🤖 AI Summary
Existing programming contest benchmarks suffer from insufficient problem difficulty, inadequate coverage, and low-quality test cases, leading to severe evaluation bias in assessing large language models (LLMs). Method: We introduce CodeContest, the first high-fidelity benchmark tailored to elite competitions (e.g., IOI, ICPC), comprising 1,200+ manually curated and annotated challenging problems. We further propose a human-in-the-loop test case generation framework that integrates automated construction with expert validation to ensure functional completeness and boundary-case robustness. Contribution/Results: CodeContest substantially widens the performance gap between LLMs and top human competitors—achieving sub-15% average pass@1 accuracy across mainstream models. It systematically exposes fundamental limitations of LLMs in complex algorithmic reasoning, multi-step logical composition, and error recovery. By establishing a more rigorous and trustworthy evaluation standard, CodeContest advances research in code generation and reasoning.
📝 Abstract
Competitive programming has emerged as a critical benchmark for evaluating the reasoning and coding capabilities of Large Language Models (LLMs).
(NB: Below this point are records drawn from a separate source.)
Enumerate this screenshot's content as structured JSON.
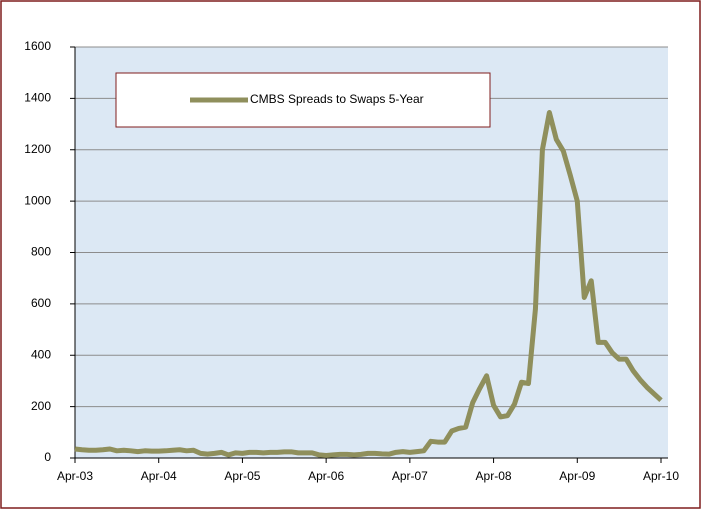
{
  "chart_data": {
    "type": "line",
    "categories": [
      "Apr-03",
      null,
      null,
      null,
      null,
      null,
      null,
      null,
      null,
      null,
      null,
      null,
      "Apr-04",
      null,
      null,
      null,
      null,
      null,
      null,
      null,
      null,
      null,
      null,
      null,
      "Apr-05",
      null,
      null,
      null,
      null,
      null,
      null,
      null,
      null,
      null,
      null,
      null,
      "Apr-06",
      null,
      null,
      null,
      null,
      null,
      null,
      null,
      null,
      null,
      null,
      null,
      "Apr-07",
      null,
      null,
      null,
      null,
      null,
      null,
      null,
      null,
      null,
      null,
      null,
      "Apr-08",
      null,
      null,
      null,
      null,
      null,
      null,
      null,
      null,
      null,
      null,
      null,
      "Apr-09",
      null,
      null,
      null,
      null,
      null,
      null,
      null,
      null,
      null,
      null,
      null,
      "Apr-10"
    ],
    "series": [
      {
        "name": "CMBS Spreads to Swaps 5-Year",
        "color": "#8f8f5c",
        "values": [
          35,
          32,
          30,
          30,
          32,
          35,
          28,
          30,
          28,
          25,
          28,
          27,
          27,
          28,
          30,
          32,
          28,
          30,
          18,
          15,
          18,
          22,
          12,
          20,
          18,
          22,
          22,
          20,
          22,
          22,
          24,
          24,
          20,
          20,
          20,
          12,
          10,
          12,
          14,
          14,
          12,
          14,
          18,
          18,
          16,
          15,
          22,
          25,
          22,
          25,
          28,
          65,
          62,
          62,
          105,
          115,
          120,
          215,
          270,
          320,
          205,
          160,
          165,
          210,
          295,
          290,
          580,
          1200,
          1345,
          1240,
          1195,
          1100,
          1000,
          625,
          690,
          450,
          450,
          410,
          385,
          385,
          340,
          305,
          275,
          250,
          225
        ]
      }
    ],
    "ylim": [
      0,
      1600
    ],
    "yticks": [
      0,
      200,
      400,
      600,
      800,
      1000,
      1200,
      1400,
      1600
    ],
    "grid": true,
    "legend": "top-left",
    "plot_background": "#dce8f4"
  }
}
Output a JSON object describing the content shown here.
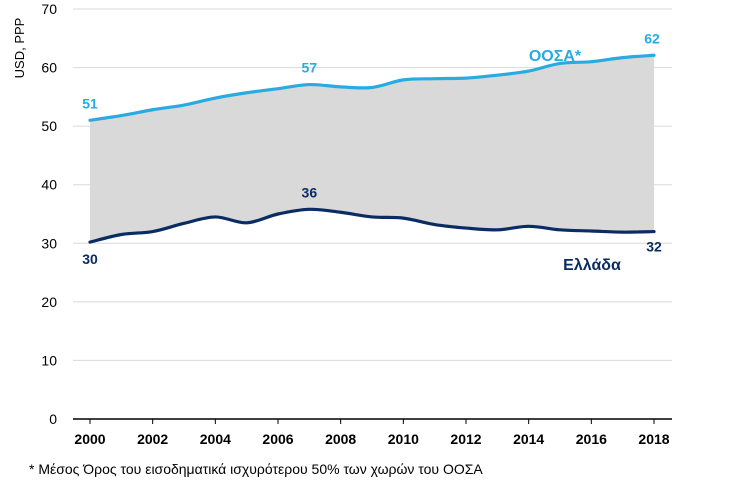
{
  "chart_data": {
    "type": "area",
    "ylabel": "USD, PPP",
    "ylim": [
      0,
      70
    ],
    "yticks": [
      0,
      10,
      20,
      30,
      40,
      50,
      60,
      70
    ],
    "xlim": [
      2000,
      2018
    ],
    "xticks": [
      2000,
      2002,
      2004,
      2006,
      2008,
      2010,
      2012,
      2014,
      2016,
      2018
    ],
    "x": [
      2000,
      2001,
      2002,
      2003,
      2004,
      2005,
      2006,
      2007,
      2008,
      2009,
      2010,
      2011,
      2012,
      2013,
      2014,
      2015,
      2016,
      2017,
      2018
    ],
    "series": [
      {
        "name": "ΟΟΣΑ*",
        "color": "#29abe2",
        "values": [
          51.0,
          51.8,
          52.8,
          53.6,
          54.8,
          55.7,
          56.4,
          57.1,
          56.7,
          56.6,
          57.9,
          58.1,
          58.2,
          58.7,
          59.4,
          60.7,
          61.0,
          61.7,
          62.1
        ],
        "labels": [
          {
            "x": 2000,
            "text": "51"
          },
          {
            "x": 2007,
            "text": "57"
          },
          {
            "x": 2018,
            "text": "62"
          }
        ]
      },
      {
        "name": "Ελλάδα",
        "color": "#0b2c63",
        "values": [
          30.2,
          31.5,
          32.0,
          33.4,
          34.5,
          33.5,
          35.0,
          35.8,
          35.3,
          34.5,
          34.3,
          33.2,
          32.6,
          32.3,
          32.9,
          32.3,
          32.1,
          31.9,
          32.0
        ],
        "labels": [
          {
            "x": 2000,
            "text": "30"
          },
          {
            "x": 2007,
            "text": "36"
          },
          {
            "x": 2018,
            "text": "32"
          }
        ]
      }
    ],
    "fill_between": {
      "color": "#d9d9d9"
    },
    "grid": "horizontal",
    "legend": "inline-labels"
  },
  "footnote": "* Μέσος Όρος του εισοδηματικά ισχυρότερου 50% των χωρών του ΟΟΣΑ"
}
Despite impressive progress on existing benchmarks, we argue that current evaluations overstate model proficiency, masking a substantial gap between LLMs and elite human programmers. This gap arises from two key limitations: insufficient difficulty and scope of benchmark problems, and evaluation bias from low-quality test cases. To address these shortcomings, we present AetherCode, a new benchmark that draws problems from premier programming competitions such as IOI and ICPC, offering broader coverage and higher difficulty. AetherCode further incorporates comprehensive, expert-validated test suites built through a hybrid of automated generation and human curation, ensuring rigorous and reliable assessment. By combining challenging problem design with robust evaluation, AetherCode provides a more faithful measure of LLM capabilities and sets a new standard for future research in code reasoning.